The shell was heavier than the Packard by the time they’d gotten finished with it, but it didn’t seem to matter. Four and a half hours, never touching ground, sliding around silently and almost effortlessly through the junkyard, and Tom hadn’t even worked up a sweat.

When he heard the report over the radio, a jolt of excitement went through him. This is it! he thought. He ought to wait for Joey, but Joey had driven to Pompeii Pizza to pick up dinner (pepperoni, onion, and extra cheese) and there was no time to waste; this was his chance.

The ring of lights on the bottom of the shell threw stark shadows over the hills of twisted metal and trash as Tom pushed the shell higher into the air, eight feet up, ten, twelve. His eyes flicked nervously from one screen to the next, watching the ground recede. One set, its picture tube filched from an old Sylvania, began a slow vertical roll.

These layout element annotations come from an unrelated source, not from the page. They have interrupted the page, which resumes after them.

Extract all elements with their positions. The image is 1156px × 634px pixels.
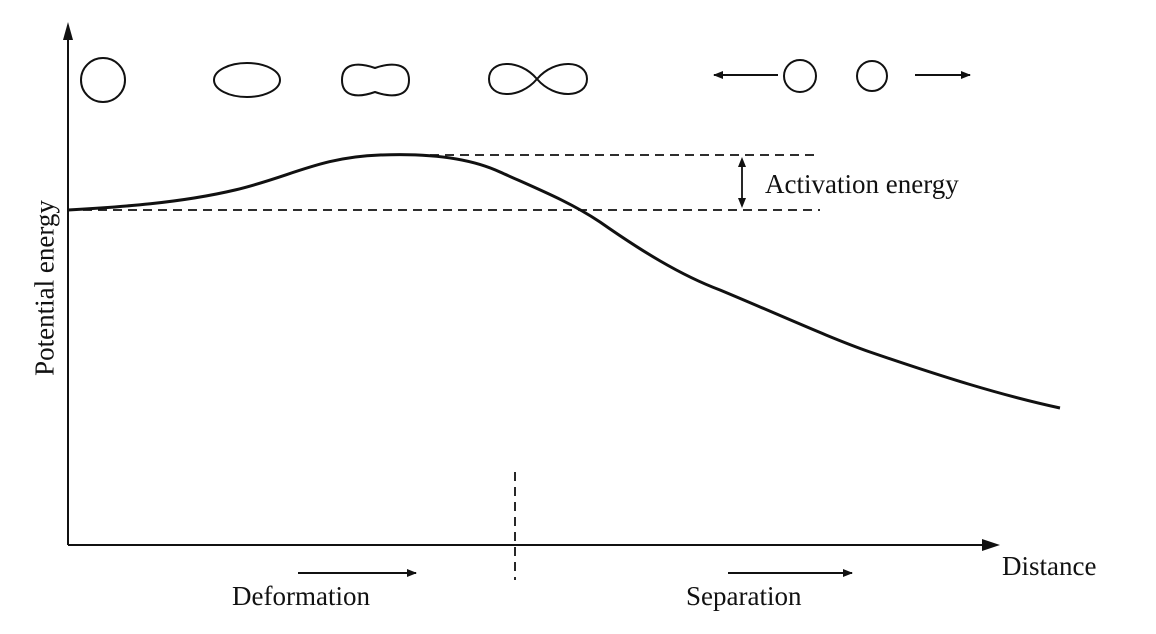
separation-label: Separation <box>686 583 801 610</box>
deformation-label: Deformation <box>232 583 370 610</box>
left-fragment <box>784 60 816 92</box>
axes <box>63 22 1000 551</box>
y-axis-label: Potential energy <box>32 200 59 376</box>
sphere-shape <box>81 58 125 102</box>
y-axis-arrow-icon <box>63 22 73 40</box>
separating-fragments <box>714 60 970 92</box>
activation-energy-label: Activation energy <box>765 171 959 198</box>
arrow-up-icon <box>738 157 746 167</box>
reference-lines <box>68 155 820 580</box>
right-fragment <box>857 61 887 91</box>
dumbbell-shape <box>489 64 587 94</box>
necked-shape <box>342 65 409 96</box>
ellipsoid-shape <box>214 63 280 97</box>
nucleus-shapes <box>81 58 970 102</box>
x-axis-label: Distance <box>1002 553 1096 580</box>
activation-energy-arrow <box>738 157 746 208</box>
arrow-down-icon <box>738 198 746 208</box>
x-axis-arrow-icon <box>982 539 1000 551</box>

Tom played with a knob and stopped it. His palms were sweaty. Fifteen feet up, he began to creep forward, until the shell reached the shoreline. In front of him was darkness; it was too thick a night to see New York, but he knew it was there, if he could reach it. On his small black-and-white screens, the waters of New York Bay seemed even darker than usual, an endless choppy ocean of ink looming before him. He’d have to grope his way across, until the city lights came into sight. And if he lost it out there, over the water, he’d be joining Jetboy and J.F.K. a lot sooner than he planned; even if he could unscrew the hatch quick enough to avoid drowning, he couldn’t swim.